Department of Clinical Microbiology, Royal University Hospital and Saskatoon Health Region, University of Saskatchewan, Saskatoon, Saskatchewan, Canada; Department of Microbiology and Immunology, University of Saskatchewan, Saskatoon, Saskatchewan, Canada; Departments of Pathology and Ophthalmology, University of Saskatchewan, Saskatoon, Saskatchewan, Canada.
Department of Clinical Microbiology, Royal University Hospital and Saskatoon Health Region, University of Saskatchewan, Saskatoon, Saskatchewan, Canada.
Int J Antimicrob Agents. 2015 Jun;45(6):594-9. doi: 10.1016/j.ijantimicag.2014.12.034. Epub 2015 Feb 16.

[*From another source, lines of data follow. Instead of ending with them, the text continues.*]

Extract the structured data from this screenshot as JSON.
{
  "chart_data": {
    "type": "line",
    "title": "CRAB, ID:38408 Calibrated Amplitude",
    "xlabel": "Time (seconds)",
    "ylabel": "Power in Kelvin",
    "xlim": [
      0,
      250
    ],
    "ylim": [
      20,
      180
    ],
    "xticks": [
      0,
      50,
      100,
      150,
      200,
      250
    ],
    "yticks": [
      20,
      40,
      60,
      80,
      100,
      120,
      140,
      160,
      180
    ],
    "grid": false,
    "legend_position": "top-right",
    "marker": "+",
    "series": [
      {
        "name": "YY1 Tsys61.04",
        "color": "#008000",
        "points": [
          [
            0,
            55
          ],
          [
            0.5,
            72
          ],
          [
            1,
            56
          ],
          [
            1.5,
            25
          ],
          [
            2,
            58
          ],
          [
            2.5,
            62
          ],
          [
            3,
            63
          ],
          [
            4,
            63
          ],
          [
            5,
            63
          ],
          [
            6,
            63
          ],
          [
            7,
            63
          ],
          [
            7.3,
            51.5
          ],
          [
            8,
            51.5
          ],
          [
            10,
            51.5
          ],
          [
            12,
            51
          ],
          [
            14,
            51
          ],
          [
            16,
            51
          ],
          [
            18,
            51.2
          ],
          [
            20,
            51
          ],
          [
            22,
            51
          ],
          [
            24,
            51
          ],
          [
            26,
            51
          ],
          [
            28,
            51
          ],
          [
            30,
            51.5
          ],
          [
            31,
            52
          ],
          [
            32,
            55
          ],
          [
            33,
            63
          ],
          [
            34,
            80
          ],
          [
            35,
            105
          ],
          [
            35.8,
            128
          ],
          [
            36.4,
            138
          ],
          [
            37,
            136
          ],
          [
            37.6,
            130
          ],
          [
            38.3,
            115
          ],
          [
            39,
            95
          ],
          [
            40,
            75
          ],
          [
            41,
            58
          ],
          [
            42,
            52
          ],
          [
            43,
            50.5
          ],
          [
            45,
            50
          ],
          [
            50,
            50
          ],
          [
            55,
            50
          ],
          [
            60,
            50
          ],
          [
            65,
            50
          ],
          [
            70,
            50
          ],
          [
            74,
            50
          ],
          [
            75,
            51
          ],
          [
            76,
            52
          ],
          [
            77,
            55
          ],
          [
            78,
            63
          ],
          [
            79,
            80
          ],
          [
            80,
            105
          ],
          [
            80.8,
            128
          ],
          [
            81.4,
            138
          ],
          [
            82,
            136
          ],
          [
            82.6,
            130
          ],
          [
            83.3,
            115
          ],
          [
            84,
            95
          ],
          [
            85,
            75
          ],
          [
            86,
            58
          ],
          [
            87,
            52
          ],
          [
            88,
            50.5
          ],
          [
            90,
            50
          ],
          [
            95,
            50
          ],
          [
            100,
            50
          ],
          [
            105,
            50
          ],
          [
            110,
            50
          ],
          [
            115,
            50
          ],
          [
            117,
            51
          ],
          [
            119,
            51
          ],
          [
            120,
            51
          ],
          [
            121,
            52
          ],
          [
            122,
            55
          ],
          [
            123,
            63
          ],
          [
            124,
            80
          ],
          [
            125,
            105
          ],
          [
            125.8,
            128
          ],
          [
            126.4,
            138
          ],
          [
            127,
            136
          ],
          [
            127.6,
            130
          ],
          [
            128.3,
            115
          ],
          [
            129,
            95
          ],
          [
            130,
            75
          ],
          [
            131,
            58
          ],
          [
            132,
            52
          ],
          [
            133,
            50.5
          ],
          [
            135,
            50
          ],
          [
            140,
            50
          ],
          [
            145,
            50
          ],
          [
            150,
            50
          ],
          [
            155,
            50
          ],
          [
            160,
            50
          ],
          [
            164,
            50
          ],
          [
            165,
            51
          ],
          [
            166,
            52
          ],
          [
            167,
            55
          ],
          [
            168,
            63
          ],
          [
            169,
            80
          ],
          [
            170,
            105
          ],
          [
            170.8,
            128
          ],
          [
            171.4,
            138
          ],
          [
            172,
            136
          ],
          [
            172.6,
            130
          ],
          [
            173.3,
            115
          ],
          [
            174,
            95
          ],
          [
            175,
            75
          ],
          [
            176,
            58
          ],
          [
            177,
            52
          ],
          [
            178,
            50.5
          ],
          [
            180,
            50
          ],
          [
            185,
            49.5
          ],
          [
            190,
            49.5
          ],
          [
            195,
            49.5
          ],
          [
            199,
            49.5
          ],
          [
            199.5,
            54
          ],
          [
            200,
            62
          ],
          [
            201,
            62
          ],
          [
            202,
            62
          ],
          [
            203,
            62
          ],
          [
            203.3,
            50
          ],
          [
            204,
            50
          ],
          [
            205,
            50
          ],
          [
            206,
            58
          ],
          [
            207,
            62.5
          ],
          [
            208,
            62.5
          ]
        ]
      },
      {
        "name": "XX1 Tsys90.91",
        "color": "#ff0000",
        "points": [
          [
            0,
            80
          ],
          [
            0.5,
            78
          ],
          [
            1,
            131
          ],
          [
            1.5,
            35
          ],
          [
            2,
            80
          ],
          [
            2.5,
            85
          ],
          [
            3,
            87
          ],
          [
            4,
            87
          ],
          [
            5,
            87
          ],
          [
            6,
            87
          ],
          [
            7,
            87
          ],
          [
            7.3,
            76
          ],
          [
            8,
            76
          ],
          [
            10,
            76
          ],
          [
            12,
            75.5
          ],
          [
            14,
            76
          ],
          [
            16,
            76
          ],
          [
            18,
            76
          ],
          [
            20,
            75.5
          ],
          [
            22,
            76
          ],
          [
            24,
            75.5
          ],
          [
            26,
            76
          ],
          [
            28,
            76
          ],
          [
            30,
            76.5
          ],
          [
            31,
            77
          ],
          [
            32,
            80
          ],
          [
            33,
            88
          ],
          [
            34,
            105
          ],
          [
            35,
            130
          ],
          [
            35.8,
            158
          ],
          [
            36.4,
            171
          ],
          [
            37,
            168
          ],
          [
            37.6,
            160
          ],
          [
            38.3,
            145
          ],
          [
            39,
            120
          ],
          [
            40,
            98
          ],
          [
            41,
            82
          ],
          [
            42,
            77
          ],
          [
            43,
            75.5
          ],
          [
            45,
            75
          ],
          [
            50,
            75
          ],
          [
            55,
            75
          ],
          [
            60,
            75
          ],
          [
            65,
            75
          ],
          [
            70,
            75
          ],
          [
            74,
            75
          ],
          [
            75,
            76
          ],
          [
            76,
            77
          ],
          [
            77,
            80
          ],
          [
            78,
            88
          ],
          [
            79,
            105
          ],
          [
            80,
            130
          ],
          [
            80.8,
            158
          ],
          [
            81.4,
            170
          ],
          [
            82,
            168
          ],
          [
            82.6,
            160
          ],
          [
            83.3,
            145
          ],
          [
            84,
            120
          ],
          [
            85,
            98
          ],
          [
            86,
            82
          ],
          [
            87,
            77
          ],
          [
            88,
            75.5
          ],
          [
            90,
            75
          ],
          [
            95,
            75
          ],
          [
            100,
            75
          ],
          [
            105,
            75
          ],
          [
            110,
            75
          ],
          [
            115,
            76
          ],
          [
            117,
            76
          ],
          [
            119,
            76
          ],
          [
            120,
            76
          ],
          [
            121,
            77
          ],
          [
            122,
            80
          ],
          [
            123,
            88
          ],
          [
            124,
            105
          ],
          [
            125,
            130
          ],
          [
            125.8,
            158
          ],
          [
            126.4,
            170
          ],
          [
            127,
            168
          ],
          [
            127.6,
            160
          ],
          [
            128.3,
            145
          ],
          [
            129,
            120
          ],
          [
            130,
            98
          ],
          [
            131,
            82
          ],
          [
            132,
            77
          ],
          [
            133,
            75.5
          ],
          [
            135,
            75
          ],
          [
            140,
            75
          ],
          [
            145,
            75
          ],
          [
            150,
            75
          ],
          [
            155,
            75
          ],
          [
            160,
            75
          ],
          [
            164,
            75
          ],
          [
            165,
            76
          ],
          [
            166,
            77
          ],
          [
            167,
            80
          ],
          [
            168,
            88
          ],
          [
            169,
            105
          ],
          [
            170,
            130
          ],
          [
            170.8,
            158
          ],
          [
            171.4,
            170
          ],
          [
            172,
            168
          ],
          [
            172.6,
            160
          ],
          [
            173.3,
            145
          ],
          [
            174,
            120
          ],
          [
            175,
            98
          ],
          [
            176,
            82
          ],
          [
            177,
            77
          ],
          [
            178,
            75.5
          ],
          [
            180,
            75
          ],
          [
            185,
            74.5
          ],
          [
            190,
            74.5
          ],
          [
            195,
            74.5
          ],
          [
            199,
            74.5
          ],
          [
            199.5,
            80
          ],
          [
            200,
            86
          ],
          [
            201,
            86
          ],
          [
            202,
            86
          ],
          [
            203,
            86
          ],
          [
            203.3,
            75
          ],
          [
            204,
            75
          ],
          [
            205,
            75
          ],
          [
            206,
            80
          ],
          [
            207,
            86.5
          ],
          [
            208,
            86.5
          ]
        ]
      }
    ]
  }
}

Streptococcus pneumoniae continues to be a significant respiratory pathogen, and increasing antimicrobial resistance compromises the use of β-lactam and macrolide antibiotics. Bacterial eradication impacts clinical outcome, and bacterial loads at the site of infection may fluctuate. Killing of two macrolide- and quinolone-susceptible clinical S. pneumoniae isolates by azithromycin, clarithromycin, erythromycin, telithromycin and gemifloxacin against varying bacterial densities was determined using the measured minimum inhibitory concentration (MIC) and mutant prevention concentration (MPC). For kill experiments, 10(6)-10(9) CFU/mL were exposed to the drug and were sampled at 0, 0.5, 1, 2, 3, 4, 6, 12 and 24 h following drug exposure. The log(10) reduction and percent reduction (kill) of viable cells was recorded. MICs and MPCs (mg/L) for azithromycin, clarithromycin, erythromycin, telithromycin and gemifloxacin were 0.063-0.125/0.5-1, 0.031-0.063/0.25-0.5, 0.063/0.25-0.5, 0.008/0.016 and 0.031/0.25, respectively. Killing 10(6)-10(9) CFU/mL of bacteria by the drug MIC yielded incomplete killing, however log10 reductions occurred by 12 h and 24 h for all drugs. Exposure of 10(6)-10(9) CFU/mL to MPC drug concentrations resulted in the following log(10) reduction by 6h of drug exposure: azithromycin, 1.3-3.9; clarithromycin, 1.9-5.8; erythromycin, 0.8-4.7; telithromycin, 0.3-1.7; and gemifloxacin, 1.8-4.2. Bacterial loads at the site of infection may range from 10(6) to 10(9), and kill experiments utilising a higher bacterial inoculum provided a more accurate measure of antibiotic performance in high biomass situations. Killing was slower with telithromycin. Kill was greater and fastest with MPC versus MIC drug concentrations.
肺炎链球菌仍然是一种重要的呼吸道病原体,抗菌药物耐药性的增加影响了β-内酰胺类和大环内酯类抗生素的使用。细菌清除率影响临床转归,感染部位的细菌载量可能会波动。使用测定的最低抑菌浓度(MIC)和突变预防浓度(MPC),测定了阿奇霉素、克拉霉素、红霉素、泰利霉素和加替沙星对两种大环内酯类和喹诺酮类敏感的临床肺炎链球菌分离株在不同细菌密度下的杀菌作用。对于杀菌实验,将 10(6)-10(9) CFU/mL 的细菌暴露于药物中,并在药物暴露后 0、0.5、1、2、3、4、6、12 和 24 小时进行采样。记录活细胞的对数减少和百分比减少(杀菌)。阿奇霉素、克拉霉素、红霉素、泰利霉素和加替沙星的 MIC 和 MPC(mg/L)分别为 0.063-0.125/0.5-1、0.031-0.063/0.25-0.5、0.063/0.25-0.5、0.008/0.016 和 0.031/0.25。药物 MIC 杀灭 10(6)-10(9) CFU/mL 的细菌导致不完全杀菌,但所有药物在 12 小时和 24 小时时均发生对数减少。将 10(6)-10(9) CFU/mL 的细菌暴露于 MPC 药物浓度下,在 6 小时药物暴露时,以下药物的对数减少如下:阿奇霉素,1.3-3.9;克拉霉素,1.9-5.8;红霉素,0.8-4.7;泰利霉素,0.3-1.7;加替沙星,1.8-4.2。感染部位的细菌负荷可能在 10(6)到 10(9)之间,利用更高的细菌接种量进行杀菌实验可以更准确地衡量高生物量情况下抗生素的性能。泰利霉素的杀菌速度较慢。与 MIC 药物浓度相比,MPC 时的杀菌效果更好、速度更快。